Lifting for Arbitrary Gadgets
Siddharth Iyer
TL;DR
The paper addresses how hard it is to compute the composition $f∘g$ in deterministic communication when $g$ is an arbitrary gadget, and proves a lifting theorem that translates sensitivity of $f$ into a lower bound for $D(f∘g)$. The authors develop a density-rectangle lemma, leverage entropy-based arguments, and iteratively decompose the problem to obtain the main bound $D(f∘g) \ge s(f) \left( \frac{\Omega(D(g))}{\log rk(g)} - \log rk(g) \right)$, with corollaries showing $D(f∘g) = \Omega(\min\{s,d\}\cdot\sqrt{D(g)})$ when $D(g)$ is large and a specific OR-case lower bound of $\Omega(n\sqrt{D(g)})$. The approach connects to direct-sum/XOR-lemma techniques and situates the result among lifting theorems that relate inner-gadget complexity to outer-function measures such as sensitivity and degree. This work broadens lifting theory beyond parity-type inner functions and has implications for understanding how outer Boolean function complexity translates into communication overhead under arbitrary gadgets.
Abstract
We prove a sensitivity-to-communication lifting theorem for arbitrary gadgets.
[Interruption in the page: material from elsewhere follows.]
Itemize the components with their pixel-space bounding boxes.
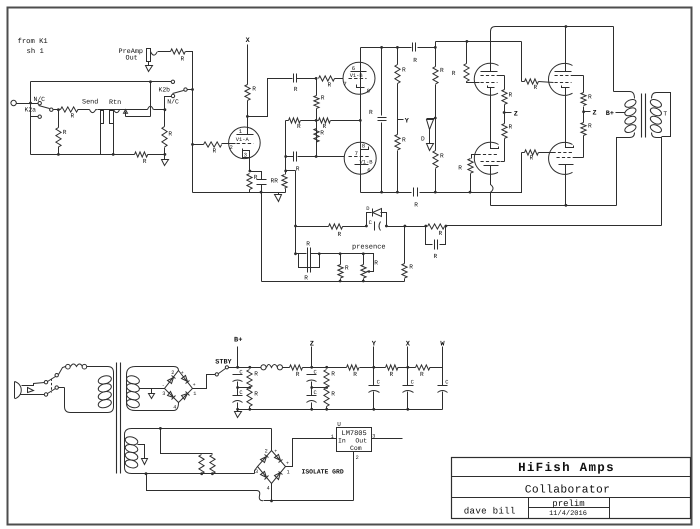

Given functions $f: \{0,1\}^n\to \{0,1\}$ and $g : \mathcal X\times \mathcal Y\to \{0,1\}$, denote $f\circ g(x,y) := f(g(x_1,y_1),\ldots,g(x_n,y_n))$. We show that for any $f$ with sensitivity $s$ and any $g$, \[D(f\circ g) \geq s\cdot \bigg(\frac{Ω(D(g))}{\log\mathsf{rk}(g)} - \log\mathsf{rk}(g)\bigg),\] where $D(\cdot)$ denotes the deterministic communication complexity and $\mathsf{rk}(g)$ is the rank of the matrix associated with $g$. As a corollary, we get that if $D(g)$ is a sufficiently large constant, $D(f\circ g) = Ω(\min\{s,d\}\cdot \sqrt{D(g)})$, where $s$ and $d$ denote the sensitivity and degree of $f$. In particular, computing the OR of $n$ copies of $g$ requires $Ω(n\cdot\sqrt{D(g)})$ bits.